Black Actors Discuss Stereotypes
A group of celebrities speaks on images of black Americans portrayed in films.
By Shannon J. Owens
LAKE BUENA VISTA -- From the resurgence of the glorification of black-pimp imagery to the infamous Don Imus remarks, African-Americans in Hollywood shoulder a responsibility to destroy stereotypes, a panel of entertainment-industry leaders said this month at the 2007 Black Enterprise Entrepreneurs Conference Town Hall meeting.
The two-hour discussion was led by Emmy award-winning actress Lynn Whitfield, CSI: NY actor Hill Harper, director/actor Robert Townsend, ICM talent agent Andrea Nelson Meigs, Film Life Inc. CEO Jeff Friday and NPR host Ed Gordon at the Walt Disney World Dolphin Resort.
Conference attendees packed the Pacific Banquet Hall to listen to a discussion on the meeting's theme question: Are blacks in Hollywood getting their piece of the (financial) action? But most responses circled back to a larger theme that gripped the nation a month ago: Who is in control of black images across the media?
"A lot of what's going on in Hollywood is black-on-black TV and film crime," Townsend said.
Despite the historic successes of Halle Berry and Denzel Washington, who became the first African American best actor and actress Oscar winners in the same year (2002), the goal of achieving more quality roles and projects for black actors is still in the future , industry insiders said.
Whitfield said she has witnessed black actors "dumb themselves down" during auditions by taking on exaggerated stereotypical "black" speech patterns without request from a director. Behind the camera, things are not much different. Some black writers and directors push films or projects that fit certain "pimp" or "buffoon" stereotypes because those are the only projects they think studios will support, Whitfield said.
"And that's when it's self-sabotage. We as African-American entertainers need a refreshening of our consciousness of who we really are," Whitfield said. "So often we are so incredibly insulting to ourselves, and I find that one of the saddest parts of the business."
Whitfield established her legacy in Hollywood for her Emmy award-winning portrayal in the HBO biography The Josephine Baker Story.
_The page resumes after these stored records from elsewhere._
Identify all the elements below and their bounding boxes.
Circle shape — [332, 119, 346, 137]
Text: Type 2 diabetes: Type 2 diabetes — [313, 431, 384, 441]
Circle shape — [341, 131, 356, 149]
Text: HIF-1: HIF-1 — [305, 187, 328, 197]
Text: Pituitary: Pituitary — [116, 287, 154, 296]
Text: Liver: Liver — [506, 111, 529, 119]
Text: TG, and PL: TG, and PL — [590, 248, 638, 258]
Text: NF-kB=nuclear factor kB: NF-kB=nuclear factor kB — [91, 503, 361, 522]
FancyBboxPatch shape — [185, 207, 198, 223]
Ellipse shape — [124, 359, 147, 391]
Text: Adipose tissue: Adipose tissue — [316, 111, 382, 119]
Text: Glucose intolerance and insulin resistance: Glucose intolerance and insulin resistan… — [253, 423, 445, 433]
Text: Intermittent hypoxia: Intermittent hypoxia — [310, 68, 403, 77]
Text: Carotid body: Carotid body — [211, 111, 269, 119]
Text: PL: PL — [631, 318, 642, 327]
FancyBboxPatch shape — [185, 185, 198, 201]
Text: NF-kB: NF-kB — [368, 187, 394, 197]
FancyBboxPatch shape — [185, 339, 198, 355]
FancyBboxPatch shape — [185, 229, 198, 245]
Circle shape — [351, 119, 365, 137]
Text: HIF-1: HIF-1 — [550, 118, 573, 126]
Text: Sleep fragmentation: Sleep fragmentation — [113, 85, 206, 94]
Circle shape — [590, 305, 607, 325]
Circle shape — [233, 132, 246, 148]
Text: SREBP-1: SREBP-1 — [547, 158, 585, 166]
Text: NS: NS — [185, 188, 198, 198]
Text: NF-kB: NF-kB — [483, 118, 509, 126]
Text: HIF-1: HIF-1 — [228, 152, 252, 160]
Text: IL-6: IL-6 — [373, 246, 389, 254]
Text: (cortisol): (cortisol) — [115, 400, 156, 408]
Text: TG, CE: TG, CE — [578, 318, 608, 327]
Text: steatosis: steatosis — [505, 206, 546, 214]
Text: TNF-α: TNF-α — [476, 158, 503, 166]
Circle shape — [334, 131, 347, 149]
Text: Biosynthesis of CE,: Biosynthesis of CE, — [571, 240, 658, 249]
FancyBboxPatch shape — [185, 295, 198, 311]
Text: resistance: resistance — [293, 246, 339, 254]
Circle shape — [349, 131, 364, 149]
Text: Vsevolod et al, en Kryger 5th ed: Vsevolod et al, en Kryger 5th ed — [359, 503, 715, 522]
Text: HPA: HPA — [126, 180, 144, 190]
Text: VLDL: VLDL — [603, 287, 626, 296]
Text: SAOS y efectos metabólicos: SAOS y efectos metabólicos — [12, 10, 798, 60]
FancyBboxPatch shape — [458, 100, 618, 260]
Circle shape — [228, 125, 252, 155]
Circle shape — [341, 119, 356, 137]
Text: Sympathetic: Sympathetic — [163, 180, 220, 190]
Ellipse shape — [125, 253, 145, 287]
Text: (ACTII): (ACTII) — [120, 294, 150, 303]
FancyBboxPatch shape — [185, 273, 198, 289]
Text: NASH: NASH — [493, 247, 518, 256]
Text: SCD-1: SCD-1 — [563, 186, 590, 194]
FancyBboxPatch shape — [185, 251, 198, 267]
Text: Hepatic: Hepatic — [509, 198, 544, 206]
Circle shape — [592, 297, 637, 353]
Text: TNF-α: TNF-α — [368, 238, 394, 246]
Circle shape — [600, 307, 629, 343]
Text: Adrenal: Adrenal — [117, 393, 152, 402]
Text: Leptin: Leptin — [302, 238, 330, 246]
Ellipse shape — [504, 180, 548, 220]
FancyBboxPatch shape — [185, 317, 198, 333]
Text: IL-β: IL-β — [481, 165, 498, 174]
Baker, known for her seductive dances, is considered the first black female entertainer to have broken the racial barrier in Europe and the United States, refusing to perform for segregated audiences in the 1920s and '30s.
"I'm not one of the people who say we should not give our audiences a wide variety, diversity, because our communities are made up of all kinds of people," Whitfield said. "The problem for me is that we don't have enough stories being told -- so that all the weight comes down to one or two actors a year to do the right thing by a role."
Shannon J. Owens is a Sentinel Staff Writer for Orlando Sentinel.